WASHINGTON -- Teen-agers are increasingly just saying no to illicit drugs, but a growing number of people in their parents' generation are using cocaine, an annual federal survey of drug use indicated yesterday.
The National Household Survey on Drug Abuse found that cocaine use has increased among Americans 35 or older as it has continued to decline among those 12 to 17.
Health and Human Services Secretary Louis W. Sullivan called the trend of continued and increasing cocaine use among baby boomers "complex" and a reflection of "the aging of an earlier high-use generation," people who began taking drugs years ago "and have continued."
The report "dramatically points out one of the sad lessons of the drug war: Once you start to use drugs, it's very hard to get off and stay off," said Bob Martinez, director of the Office of National Drug Control Policy.
From 1990 to 1991, the number of current users of cocaine, including crack, nearly tripled for those 35 or older and rose slightly for those 25 to 34. The number dropped a little in the 12-17 and 18-24 age groups.
It was the first time since 1985 that the total number of cocaine users had risen.
President Bush, who hailed last year's sharp drop in drug use amid considerable hoopla, let his Cabinet members explain this year's less optimistic report.

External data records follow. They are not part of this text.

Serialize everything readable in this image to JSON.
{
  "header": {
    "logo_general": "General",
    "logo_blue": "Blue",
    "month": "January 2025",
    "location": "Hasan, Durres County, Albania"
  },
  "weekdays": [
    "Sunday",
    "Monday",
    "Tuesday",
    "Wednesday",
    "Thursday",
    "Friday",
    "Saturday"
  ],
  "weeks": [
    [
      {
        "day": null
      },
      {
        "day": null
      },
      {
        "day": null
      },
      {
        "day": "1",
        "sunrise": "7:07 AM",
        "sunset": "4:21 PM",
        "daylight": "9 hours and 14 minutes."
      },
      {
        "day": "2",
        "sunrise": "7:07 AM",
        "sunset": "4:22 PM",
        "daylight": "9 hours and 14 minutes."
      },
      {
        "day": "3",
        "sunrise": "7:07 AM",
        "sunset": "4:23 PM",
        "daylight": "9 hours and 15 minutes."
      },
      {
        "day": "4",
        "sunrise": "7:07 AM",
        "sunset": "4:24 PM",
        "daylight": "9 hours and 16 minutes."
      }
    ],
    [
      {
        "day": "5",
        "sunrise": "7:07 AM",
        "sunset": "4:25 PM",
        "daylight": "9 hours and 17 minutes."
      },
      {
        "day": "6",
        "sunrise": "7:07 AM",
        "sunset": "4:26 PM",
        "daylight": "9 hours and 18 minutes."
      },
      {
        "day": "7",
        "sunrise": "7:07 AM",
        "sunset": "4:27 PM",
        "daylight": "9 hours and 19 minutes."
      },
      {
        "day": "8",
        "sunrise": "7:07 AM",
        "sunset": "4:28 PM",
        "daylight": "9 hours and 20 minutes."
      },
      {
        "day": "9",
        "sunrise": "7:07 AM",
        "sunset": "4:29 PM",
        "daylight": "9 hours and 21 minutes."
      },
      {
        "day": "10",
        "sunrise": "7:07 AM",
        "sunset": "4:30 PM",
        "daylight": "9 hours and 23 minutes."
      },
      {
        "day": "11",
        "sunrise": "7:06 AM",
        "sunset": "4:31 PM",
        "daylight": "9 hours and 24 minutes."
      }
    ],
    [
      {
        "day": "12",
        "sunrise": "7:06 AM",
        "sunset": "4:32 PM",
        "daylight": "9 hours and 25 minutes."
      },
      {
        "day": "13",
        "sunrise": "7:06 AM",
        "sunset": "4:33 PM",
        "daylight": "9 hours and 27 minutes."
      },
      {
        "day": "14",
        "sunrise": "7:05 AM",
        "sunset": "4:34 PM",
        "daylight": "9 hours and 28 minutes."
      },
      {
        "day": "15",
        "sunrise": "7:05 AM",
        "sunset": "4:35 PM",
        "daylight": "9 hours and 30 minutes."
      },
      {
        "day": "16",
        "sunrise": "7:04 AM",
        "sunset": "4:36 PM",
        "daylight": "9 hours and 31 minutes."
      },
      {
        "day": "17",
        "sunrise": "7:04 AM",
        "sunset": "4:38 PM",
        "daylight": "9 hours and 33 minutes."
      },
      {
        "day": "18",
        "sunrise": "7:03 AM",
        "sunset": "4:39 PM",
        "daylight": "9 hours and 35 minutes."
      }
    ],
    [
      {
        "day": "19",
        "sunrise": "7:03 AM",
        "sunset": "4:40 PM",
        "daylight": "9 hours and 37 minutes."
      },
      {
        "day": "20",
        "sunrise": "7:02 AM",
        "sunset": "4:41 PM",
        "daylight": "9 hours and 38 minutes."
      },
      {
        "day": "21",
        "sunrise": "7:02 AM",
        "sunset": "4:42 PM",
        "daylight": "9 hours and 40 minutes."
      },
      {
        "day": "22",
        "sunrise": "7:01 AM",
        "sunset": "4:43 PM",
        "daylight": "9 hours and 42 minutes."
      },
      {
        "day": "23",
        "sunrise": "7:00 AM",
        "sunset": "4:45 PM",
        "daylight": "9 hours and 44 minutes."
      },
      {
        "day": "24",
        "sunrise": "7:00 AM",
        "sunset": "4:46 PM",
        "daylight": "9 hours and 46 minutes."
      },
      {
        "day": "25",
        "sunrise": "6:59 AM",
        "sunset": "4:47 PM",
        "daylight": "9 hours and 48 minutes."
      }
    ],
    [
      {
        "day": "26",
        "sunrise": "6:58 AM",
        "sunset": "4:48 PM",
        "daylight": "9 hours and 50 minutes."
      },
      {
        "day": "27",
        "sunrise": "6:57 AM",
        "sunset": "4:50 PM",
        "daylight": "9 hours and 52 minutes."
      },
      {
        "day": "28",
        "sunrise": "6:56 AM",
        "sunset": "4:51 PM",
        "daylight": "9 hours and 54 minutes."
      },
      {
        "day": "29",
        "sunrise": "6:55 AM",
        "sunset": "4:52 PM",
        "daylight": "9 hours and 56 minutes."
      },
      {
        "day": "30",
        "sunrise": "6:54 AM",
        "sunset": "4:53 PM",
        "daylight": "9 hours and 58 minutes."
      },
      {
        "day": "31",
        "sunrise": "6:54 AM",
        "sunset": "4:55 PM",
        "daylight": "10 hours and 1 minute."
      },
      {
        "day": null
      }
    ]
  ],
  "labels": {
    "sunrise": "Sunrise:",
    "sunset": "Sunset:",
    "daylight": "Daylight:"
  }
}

The new statistics "indicate that we are not turning the corner on the drug problem, as the administration has been saying for the last year," said Representative Charles B. Rangel, D-N.Y., chairman of the House Select Committee on Narcotics and Drug Abuse.
But Dr. Sullivan and Mr. Martinez said at a news conference that the overall trend in drug use still points downward.
The survey indicated that the number of current drug users -- people who had used any illegal substance in the previous month -- dropped to 12.6 million in 1991, down from 12.9 million last year and 14.5 million in 1988. The survey wasn't taken in 1989.
"It is useful to remember that less than 1 percent of the U.S. population now uses cocaine," Mr. Martinez said. That is less than half the percentage in the peak year, 1985.
The declining use among teen-agers "means we're shutting down the pipeline into drug addiction" and foreshadows a favorable trend as the youths grow older, said Mr. Martinez, a former Republican governor of Florida.
But the officials conceded that they were troubled by the increase in cocaine use by those 35 or older.
"These would seem to be a group of individuals gradually moving through the population," Mr. Martinez said, possibly including "former drug users who are relapsing."
Administration drug programs are not reaching those cocaine users, Mr. Rangel said.
"Whether it's old users or new users, we don't have policies in place to adequately address the problem, particularly among those hard-core drug abusers that Governor Martinez admits are hardest to attack," he said.
"As drug use goes down, it becomes harder to make progress, because what is left is those who are most resistant to anti-drug messages," Mr. Martinez said. "Progress against hard-core users becomes more difficult."
He said new programs are being developed to concentrate on aging cocaine users and that those initiatives will be presented with his agency's annual report to the president and Congress next month.